Danseres en choreografe Anke heeft niet het gevoel dat de kunstenaar vandaag centraal staat in het beleid. Naar haar aanvoelen staan organisaties meer centraal dan kunstenaars. Organisaties zijn vaak ook werkgever en hebben een stem in die aspecten van het beleid. Het sociaal statuut van de kunstenaar is echter een rommeltje, wat druk legt op het artistiek werk. Subsidies aanvragen ervaart ze als een wedstrijd in het schrijven van verkoopsliteratuur waarbij ze gedwongen wordt om een taal te gebruiken die niet eigen is aan haar discipline. Zij komt tot de conclusie dat er een leegte bestaat tussen beleid en kunstenaars.

Onderzoekscoördinator Eva ziet signalen dat het beleid meer inspanningen doet om kunstenaars te erkennen. Iedereen is het erover eens dat die waardering beter kan verankerd worden in het beleid en dan over de verschillende bevoegdheidsniveaus heen. 

Kunstwerker Jesse vraagt waarom het kunstenbeleid elke legislatuur opnieuw in vraag kan gesteld worden, terwijl dat voor onderwijs, gezondheidszorg of wegenbouw niet gebeurt. 
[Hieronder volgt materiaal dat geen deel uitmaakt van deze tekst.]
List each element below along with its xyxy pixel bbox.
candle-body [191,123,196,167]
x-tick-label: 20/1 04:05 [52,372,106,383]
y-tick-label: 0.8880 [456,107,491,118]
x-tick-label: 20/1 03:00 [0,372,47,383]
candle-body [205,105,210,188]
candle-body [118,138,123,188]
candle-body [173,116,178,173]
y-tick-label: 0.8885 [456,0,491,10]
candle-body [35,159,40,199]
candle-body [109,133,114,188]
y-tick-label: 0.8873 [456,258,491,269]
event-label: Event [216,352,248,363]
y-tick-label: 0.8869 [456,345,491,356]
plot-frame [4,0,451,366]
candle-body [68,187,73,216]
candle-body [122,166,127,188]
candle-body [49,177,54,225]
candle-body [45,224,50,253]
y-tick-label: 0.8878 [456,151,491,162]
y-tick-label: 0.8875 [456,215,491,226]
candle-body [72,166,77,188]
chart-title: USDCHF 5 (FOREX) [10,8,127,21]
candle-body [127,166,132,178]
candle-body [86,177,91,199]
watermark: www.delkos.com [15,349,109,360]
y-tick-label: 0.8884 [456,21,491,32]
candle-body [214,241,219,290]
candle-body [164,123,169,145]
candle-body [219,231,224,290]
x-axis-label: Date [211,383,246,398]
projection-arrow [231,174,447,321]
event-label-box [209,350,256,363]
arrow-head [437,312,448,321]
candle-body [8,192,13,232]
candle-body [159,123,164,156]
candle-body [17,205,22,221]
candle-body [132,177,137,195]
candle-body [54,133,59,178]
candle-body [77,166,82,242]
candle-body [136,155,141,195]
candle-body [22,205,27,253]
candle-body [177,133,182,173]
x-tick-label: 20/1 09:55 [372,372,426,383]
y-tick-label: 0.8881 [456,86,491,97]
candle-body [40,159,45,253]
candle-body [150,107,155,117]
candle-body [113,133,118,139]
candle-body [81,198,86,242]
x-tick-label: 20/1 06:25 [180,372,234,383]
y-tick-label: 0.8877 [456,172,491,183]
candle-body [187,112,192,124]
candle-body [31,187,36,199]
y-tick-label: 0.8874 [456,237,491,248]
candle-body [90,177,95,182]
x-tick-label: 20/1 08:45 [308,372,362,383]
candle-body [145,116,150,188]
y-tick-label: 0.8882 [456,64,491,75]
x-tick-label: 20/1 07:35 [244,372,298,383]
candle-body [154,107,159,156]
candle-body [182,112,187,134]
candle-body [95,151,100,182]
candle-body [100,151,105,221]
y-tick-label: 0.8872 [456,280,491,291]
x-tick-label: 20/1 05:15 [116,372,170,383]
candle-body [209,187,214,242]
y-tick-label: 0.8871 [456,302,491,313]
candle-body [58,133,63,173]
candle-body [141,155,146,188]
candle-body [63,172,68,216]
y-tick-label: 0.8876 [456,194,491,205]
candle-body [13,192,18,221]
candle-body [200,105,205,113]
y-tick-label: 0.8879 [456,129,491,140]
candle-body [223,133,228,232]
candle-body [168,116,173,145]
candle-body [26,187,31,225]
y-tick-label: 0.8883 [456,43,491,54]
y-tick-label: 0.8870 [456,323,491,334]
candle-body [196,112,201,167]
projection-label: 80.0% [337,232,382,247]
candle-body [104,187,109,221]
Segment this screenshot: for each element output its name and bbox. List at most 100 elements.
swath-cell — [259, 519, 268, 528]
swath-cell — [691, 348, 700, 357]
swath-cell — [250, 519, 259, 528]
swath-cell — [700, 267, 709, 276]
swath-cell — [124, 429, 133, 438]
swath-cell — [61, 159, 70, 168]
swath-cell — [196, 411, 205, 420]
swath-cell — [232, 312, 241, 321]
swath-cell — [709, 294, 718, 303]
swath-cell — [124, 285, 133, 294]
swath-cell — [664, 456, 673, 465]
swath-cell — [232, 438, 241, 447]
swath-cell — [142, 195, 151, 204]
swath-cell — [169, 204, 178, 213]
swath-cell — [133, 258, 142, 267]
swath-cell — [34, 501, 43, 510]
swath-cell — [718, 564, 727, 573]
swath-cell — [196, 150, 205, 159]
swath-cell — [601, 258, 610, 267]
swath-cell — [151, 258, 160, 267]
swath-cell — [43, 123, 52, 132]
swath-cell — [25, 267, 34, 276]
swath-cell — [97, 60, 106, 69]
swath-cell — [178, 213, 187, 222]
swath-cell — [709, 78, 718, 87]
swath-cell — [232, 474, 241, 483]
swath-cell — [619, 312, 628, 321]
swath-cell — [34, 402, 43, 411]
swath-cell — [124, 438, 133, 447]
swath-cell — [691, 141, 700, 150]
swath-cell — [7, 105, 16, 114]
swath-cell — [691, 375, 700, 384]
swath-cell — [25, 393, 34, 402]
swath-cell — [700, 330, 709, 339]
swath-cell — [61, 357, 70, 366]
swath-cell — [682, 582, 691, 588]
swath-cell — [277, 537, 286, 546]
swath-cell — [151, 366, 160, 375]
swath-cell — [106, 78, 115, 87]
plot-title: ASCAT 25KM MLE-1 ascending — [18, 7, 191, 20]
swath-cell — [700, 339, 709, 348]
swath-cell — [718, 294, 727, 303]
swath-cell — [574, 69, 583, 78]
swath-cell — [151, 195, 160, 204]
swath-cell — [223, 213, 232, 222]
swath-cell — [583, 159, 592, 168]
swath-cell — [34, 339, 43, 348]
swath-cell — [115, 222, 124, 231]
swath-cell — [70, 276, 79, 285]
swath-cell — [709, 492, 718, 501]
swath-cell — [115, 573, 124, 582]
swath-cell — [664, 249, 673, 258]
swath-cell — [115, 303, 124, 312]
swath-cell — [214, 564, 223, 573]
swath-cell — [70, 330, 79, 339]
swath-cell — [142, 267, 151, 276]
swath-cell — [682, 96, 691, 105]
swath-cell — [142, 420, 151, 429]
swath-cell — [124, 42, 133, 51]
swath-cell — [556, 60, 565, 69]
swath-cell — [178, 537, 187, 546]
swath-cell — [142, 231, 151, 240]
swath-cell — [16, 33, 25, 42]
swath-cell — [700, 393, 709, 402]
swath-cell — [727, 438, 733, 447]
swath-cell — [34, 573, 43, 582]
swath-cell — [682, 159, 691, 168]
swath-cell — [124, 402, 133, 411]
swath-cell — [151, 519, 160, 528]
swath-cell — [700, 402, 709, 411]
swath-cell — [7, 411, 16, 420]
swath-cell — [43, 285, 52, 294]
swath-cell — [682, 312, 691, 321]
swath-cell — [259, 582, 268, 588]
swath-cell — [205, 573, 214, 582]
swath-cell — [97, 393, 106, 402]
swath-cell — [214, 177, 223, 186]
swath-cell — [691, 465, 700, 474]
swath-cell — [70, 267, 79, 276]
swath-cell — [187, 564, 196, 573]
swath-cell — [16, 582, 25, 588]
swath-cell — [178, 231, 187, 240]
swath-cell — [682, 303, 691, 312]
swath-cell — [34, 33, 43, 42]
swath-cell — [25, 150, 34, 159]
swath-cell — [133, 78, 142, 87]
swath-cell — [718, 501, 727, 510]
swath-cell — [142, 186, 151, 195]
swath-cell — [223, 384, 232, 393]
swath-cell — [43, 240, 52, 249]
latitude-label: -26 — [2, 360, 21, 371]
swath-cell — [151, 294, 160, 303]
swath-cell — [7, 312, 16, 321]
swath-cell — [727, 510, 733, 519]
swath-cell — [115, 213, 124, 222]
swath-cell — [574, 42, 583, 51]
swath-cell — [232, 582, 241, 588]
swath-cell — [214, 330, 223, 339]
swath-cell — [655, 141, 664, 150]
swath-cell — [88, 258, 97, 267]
Na de bewustwording van de precaire positie van kunstenaars is er nu de inzet om daar iets aan te veranderen. Kunstenaars blijven zelf ook oplossingen zoeken en rond de tafel ziet iedereen veel potentieel via samenwerking, steeds meer over disciplines heen en met partners buiten de kunstensector. Initiatieven als Juist is Juist en Artiestencoalitie komen op het goede moment en verdienen versterking door kunstenaars nog meer te betrekken. De opvatting dat zichtbaarheid een vorm van betaling is, moet voor altijd de wereld uit. 

Conclusie is dat continuïteit in het kunstbeleid waarin de kunstenaar centraal staat nood heeft aan balans en verbinding tussen kunstenaars, beleidsmakers en burgers. In zo’n niet-hiërarchische samenwerking kan het vertrouwen groeien, bureaucratie verminderen en de communicatie verbeteren. Sociale statuten zijn dan duidelijk en geschikt. Precariteit wordt niet getolereerd. Doel is ruimte en tijd voor creatie zonder prestatiedruk.